De même, aujourd’hui, c’est avec le mobile qu’on lit la Bible, qu’on suit la pensée du jour ou que l’on suit un sermon dominical et les citations bibliques qui vont avec. La question se pose de savoir : est-ce que la manière dont nous lisons et méditons la Bible avec nos cellulaires affecte-t-elle notre approche des Ecritures ?
Le christianisme est une foi basée sur la Parole. Les chrétiens ont été connus au cours de l’histoire comme étant « le peuple du Livre ». Cette distinction a été une particularité du christianisme dès ses débuts et même avant, si l’on considère les racines juives des Ecritures.
Avant l’existence des livres, la Parole a été fondamentale dans la transmission du message de Dieu, pour la relève générationnelle et pour la diffusion de la foi.
Cependant, à mesure que nous entrons dans une ère post-alphabétisée, comme beaucoup l’appellent, nous devons nous souvenir que la base de notre foi est la Parole et les paroles.
Depuis que Moïse a dû graver les 10 commandements sur la pierre, en passant pat l’écriture de la Loi, jusqu’à la distribution de lettres parmi les églises des premiers siècles, le plan de Dieu a toujours été que son peuple lise.

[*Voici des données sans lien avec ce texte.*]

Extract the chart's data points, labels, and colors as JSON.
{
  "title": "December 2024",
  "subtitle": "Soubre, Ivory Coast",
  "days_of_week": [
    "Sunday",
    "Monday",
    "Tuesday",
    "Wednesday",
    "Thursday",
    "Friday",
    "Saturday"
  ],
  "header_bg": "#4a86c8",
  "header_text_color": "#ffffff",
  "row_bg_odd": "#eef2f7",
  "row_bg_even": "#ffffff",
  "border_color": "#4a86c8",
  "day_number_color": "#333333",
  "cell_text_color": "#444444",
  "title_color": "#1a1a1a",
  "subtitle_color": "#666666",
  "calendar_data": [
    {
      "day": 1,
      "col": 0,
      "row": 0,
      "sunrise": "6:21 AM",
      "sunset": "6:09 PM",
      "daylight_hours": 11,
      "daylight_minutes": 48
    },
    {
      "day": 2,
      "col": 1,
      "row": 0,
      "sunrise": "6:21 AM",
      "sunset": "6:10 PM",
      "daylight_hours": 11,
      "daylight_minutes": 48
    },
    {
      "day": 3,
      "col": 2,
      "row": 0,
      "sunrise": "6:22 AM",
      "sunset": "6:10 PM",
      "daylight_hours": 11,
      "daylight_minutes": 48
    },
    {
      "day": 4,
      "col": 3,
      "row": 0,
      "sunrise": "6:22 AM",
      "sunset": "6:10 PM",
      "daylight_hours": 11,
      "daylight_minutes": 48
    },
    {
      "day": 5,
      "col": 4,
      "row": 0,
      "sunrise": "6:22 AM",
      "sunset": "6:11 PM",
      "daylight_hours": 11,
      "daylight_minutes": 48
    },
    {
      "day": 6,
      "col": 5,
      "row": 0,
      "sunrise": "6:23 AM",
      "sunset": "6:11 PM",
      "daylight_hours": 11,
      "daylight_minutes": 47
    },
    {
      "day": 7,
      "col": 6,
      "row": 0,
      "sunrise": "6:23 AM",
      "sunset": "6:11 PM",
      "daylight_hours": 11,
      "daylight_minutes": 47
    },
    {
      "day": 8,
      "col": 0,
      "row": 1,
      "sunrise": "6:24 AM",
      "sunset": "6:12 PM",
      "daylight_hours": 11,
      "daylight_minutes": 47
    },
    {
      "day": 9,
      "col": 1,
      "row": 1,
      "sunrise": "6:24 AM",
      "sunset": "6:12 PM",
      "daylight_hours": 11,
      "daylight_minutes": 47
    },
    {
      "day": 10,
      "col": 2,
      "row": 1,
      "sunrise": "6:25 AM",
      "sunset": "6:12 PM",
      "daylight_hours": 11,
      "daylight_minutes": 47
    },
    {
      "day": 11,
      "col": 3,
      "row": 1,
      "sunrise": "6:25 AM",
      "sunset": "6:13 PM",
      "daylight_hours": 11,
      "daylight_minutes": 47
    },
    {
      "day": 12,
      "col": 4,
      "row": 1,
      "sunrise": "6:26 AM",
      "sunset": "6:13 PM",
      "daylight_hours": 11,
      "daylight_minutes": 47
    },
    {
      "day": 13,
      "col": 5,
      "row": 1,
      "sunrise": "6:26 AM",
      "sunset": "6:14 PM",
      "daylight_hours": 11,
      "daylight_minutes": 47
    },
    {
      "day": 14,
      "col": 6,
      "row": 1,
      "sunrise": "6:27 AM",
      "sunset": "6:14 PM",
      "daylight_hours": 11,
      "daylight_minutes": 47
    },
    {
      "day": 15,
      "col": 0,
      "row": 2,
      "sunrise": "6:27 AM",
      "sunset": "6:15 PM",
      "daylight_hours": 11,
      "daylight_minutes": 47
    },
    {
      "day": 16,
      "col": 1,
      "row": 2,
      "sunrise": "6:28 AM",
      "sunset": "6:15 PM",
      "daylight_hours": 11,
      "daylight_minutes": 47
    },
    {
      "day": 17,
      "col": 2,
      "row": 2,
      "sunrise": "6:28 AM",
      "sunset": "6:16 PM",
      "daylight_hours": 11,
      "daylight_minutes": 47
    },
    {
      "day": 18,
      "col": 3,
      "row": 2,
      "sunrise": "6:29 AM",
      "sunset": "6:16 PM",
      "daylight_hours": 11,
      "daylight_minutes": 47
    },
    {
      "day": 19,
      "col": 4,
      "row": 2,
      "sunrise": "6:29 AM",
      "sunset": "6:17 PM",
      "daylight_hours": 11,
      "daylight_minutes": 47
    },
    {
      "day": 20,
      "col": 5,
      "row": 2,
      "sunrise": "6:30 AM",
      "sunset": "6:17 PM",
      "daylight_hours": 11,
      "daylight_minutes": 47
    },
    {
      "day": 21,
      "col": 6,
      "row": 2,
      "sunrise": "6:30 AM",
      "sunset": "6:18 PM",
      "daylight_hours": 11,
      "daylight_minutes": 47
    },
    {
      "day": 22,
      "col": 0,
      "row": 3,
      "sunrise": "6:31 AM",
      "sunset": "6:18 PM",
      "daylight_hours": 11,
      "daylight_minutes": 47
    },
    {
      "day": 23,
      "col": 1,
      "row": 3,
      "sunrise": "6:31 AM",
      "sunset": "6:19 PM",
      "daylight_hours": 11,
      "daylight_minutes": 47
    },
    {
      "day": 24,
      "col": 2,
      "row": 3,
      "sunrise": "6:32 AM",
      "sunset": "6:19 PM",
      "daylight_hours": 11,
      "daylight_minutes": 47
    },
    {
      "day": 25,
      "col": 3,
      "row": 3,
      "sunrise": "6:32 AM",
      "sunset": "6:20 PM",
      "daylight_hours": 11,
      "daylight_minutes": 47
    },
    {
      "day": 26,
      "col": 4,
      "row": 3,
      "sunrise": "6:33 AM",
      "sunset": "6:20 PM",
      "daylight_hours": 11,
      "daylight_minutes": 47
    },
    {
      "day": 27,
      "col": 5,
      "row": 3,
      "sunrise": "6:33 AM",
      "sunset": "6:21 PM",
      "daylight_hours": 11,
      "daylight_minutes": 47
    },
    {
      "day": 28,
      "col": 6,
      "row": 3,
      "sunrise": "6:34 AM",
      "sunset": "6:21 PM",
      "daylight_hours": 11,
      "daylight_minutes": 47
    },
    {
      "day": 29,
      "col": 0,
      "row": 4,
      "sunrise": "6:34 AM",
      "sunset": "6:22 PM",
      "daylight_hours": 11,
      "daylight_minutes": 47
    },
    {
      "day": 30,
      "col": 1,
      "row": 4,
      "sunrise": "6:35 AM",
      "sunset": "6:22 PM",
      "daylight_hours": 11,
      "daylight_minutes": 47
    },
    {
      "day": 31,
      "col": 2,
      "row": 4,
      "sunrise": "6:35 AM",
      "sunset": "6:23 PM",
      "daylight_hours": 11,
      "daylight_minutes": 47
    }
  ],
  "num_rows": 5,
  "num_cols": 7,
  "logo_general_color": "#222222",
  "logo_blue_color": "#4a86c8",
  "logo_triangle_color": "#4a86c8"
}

Toutefois, à mesure que change la façon dont nous lisons à l’ère digitale, les liturgies et les pratiques chrétiennes se modifient. Aussi, comment ces habitudes de lecture vont-elles affecter la manière dont nous interagissons avec la Bible ?
La progression de l’Evangile a amené avec elle un besoin profond que la Bible puisse être accessible à tous dans leur langue. Traduire l’Ancien Testament en grec et écrire le Nouveau Testament dans cette même langue est venu d’un désir que les paroles de Dieu soient à la portée de tous.
Au cours du Moyen-Age, même quand la Bible était d’accès très restreint, les images des saints les présentaient fréquemment avec une bible ou un type d’écrit à la main.
Malgré l’apparente centralité de la parole écrite dans la révélation de Dieu, beaucoup de générations n’ont pu profiter du libre accès au Texte Sacré.
Avant la Réforme, la Parole de Dieu n’était disponible que pour les prêtres et le clergé, sur quelques représentations sur les vitraux et les peintures et à travers des groupes itinérants de théâtre qui, parfois, représentaient des scènes bibliques.
Toutefois, aucun de ces moyens ne pouvait apporter la profondeur et l’introspection nécessaires pour affirmer ou communiquer la doctrine. A cette époque pré-alphabétisée, avant la Réforme, la Bible fut donnée et comprise seulement par petites fractions.
Le nouvel angle de vision de la Réforme, centré sur la lecture personnelle du Texte Sacré, produisit une série de bienfaits qui a transformé de sociétés entières, seulement par le fait d’agir sur la nécessité que tous puissent lire, évidemment, pour qu’ils puissent lire leur Bible.
La Réforme a placé au centre la Parole et a ainsi élevé le logocentrisme qui traverse la Bible d’un bout à l’autre, comme facteur central dans la relation de Diu avec son peuple.
Pourtant, il semble que la lecture ne soit pas quelque chose de naturel pour le cerveau humain. Dans son livre « Lecteur, reviens à la maison : le cerveau lecteur dans un monde digital« , la neuroscientifique Maryanne Wolff explique que la lecture n’est pas programmée dans le cerveau humain comme l’est le langage. La remarquable plasticité du cerveau, non seulement rend possible la lecture mais aussi l’activité de lecture crée de nouveaux circuits cérébraux. Ceux-ci aident à apprendre des concepts abstraits et créatifs qui vont au-delà du fonctionnement génétiquement programmé du cerveau.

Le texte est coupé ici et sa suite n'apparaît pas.